CheckPoint security firm has detected a presence of the notorious HummingWhale malware in 20 Android apps, which are quite commonly used by Android users since these have been downloaded millions of times (approx. 2 to 12 million).
According to the analysis of CheckPoint, back in 2016, there was a version of HummingWhale malware called HummingBad that was found in official apps available on Google Play Store that managed to affect 10 million or more devices. In that case, Yingmob, a Chinese hacker group, was claimed to be responsible for it.
CheckPoint noted that HummingBad was also a “sophisticated and well-developed malware” that employed a rootkit and chain-attack tactic to acquire complete control over the infected phone/device. It targeted non-Google apps and exploited unpatched vulnerabilities and security flaws that provided it root privileges on devices running on older Android OS versions. Google eventually shut it down, but by then HummingBad was installed in over 50,000 apps as it was infecting apps on a daily basis. It displayed 20 million malicious ads and helped the attackers make $300,000 per month as revenues. Out of the 10 million users who downloaded apps infected with HummingBad, around 286,000 were located in the US.
HummingWhale is different from HummingBad regarding impact and severity. It is much more sophisticated than HummingBad and launches different fake apps and ads after gaining control of the device. It also controls its command and control center to virtually kill the device it inhabits. It has so far affected 20 apps on the Google Play Store. Unlike previous version HummingBad, HummingWhale doesn’t root devices but includes virtual machine tactics that let the malware perform ad fraud more convincingly.
Just like HummingBad, the latest variant is also launched to generate revenue by showing fake ads and installing apps automatically. Whenever a user tries to close the ads, the new tactics included in the malware allows the downloaded apps to run in the virtual machine after the creation of a fake ID that lets attackers make money through referrals. HummingWhale uses VM feature, which is implemented through the malicious APK installation dropper called DroidPlugin. DroidPlugin is an extension developed by Chinese firm Qihoo 360.
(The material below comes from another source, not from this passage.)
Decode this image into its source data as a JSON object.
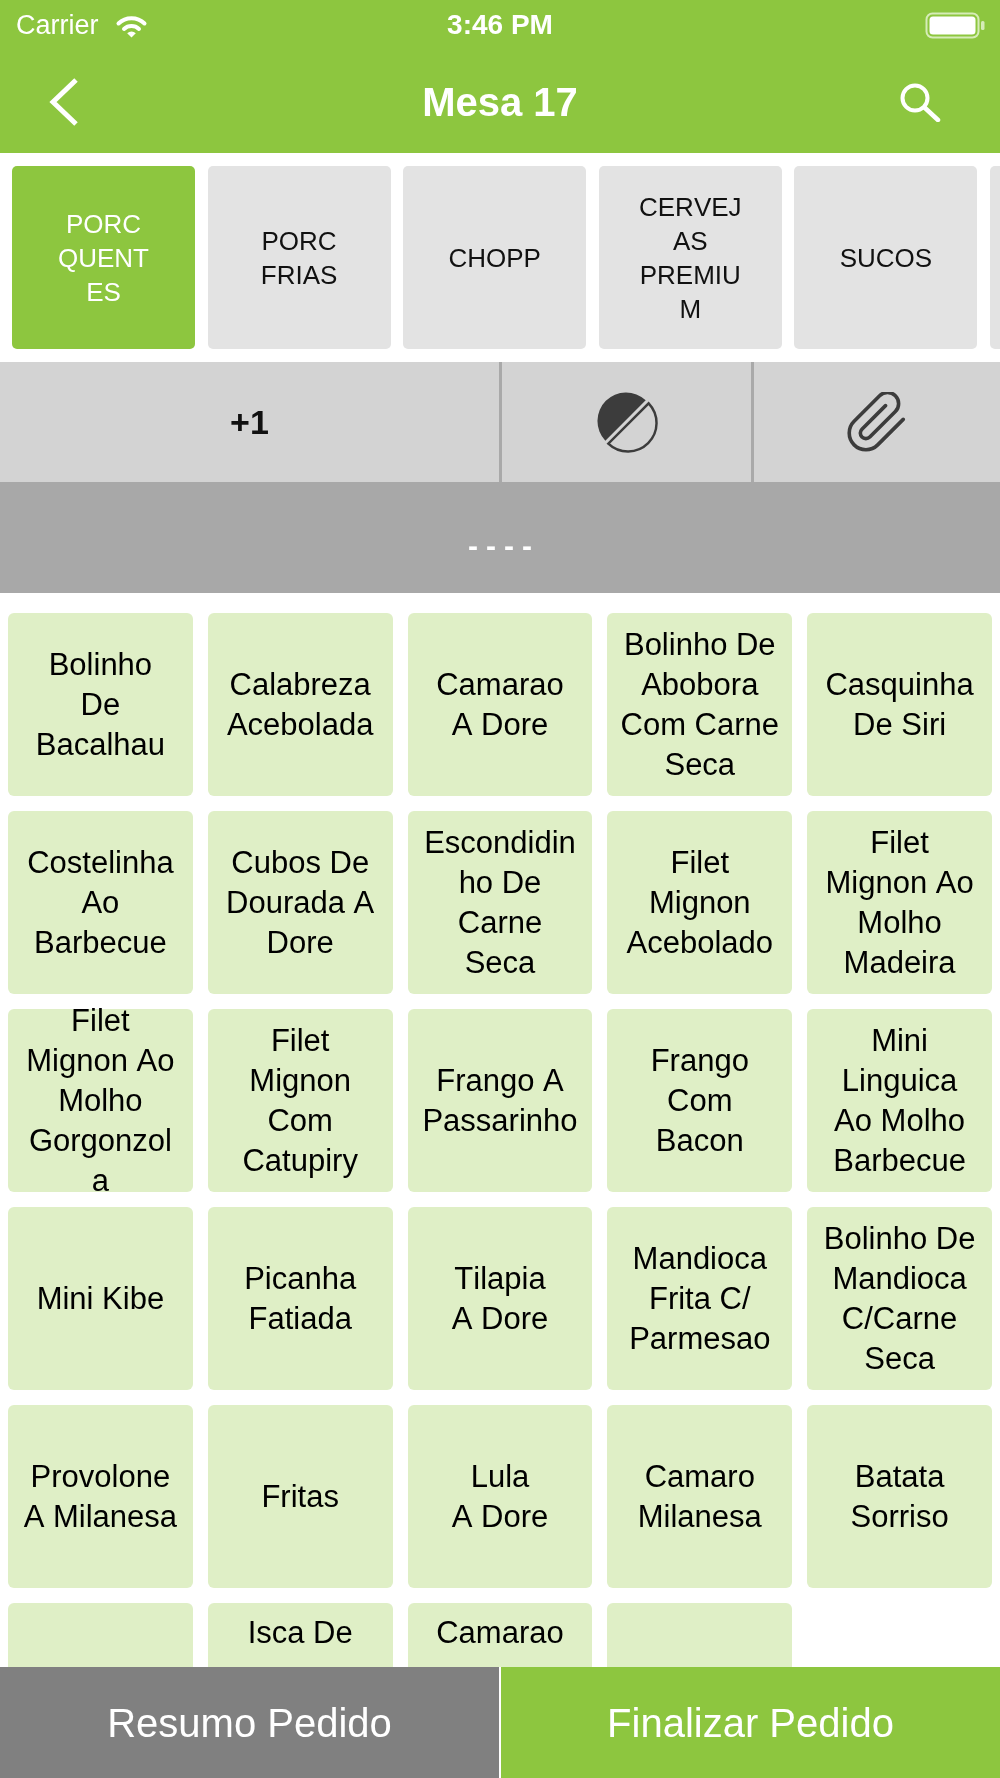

Quite contrary to previous versions which created havoc and affected many devices, the current problem is under control already since Google has gotten rid of the infected apps. CheckPoint’s security researchers believe that it is unlikely that the same Chinese gang is behind this recent wave of attacks involving HummingWhale. However, the company has stated that there are sharp resemblances between the previous malware attacks and the latest one with relation to the methods, strategies and tactics used to attack devices.
CheckPoint suspects that the reason could be that malware developers are learning from each other. The firm also stated that it is evident that users cannot trust apps available on legitimate platforms like Google Play Store.
The fraudulent ratings left by such malware is another reminder that users cannot rely on Google Play for protection, and must apply further, more advanced means of security,” explained CheckPoint.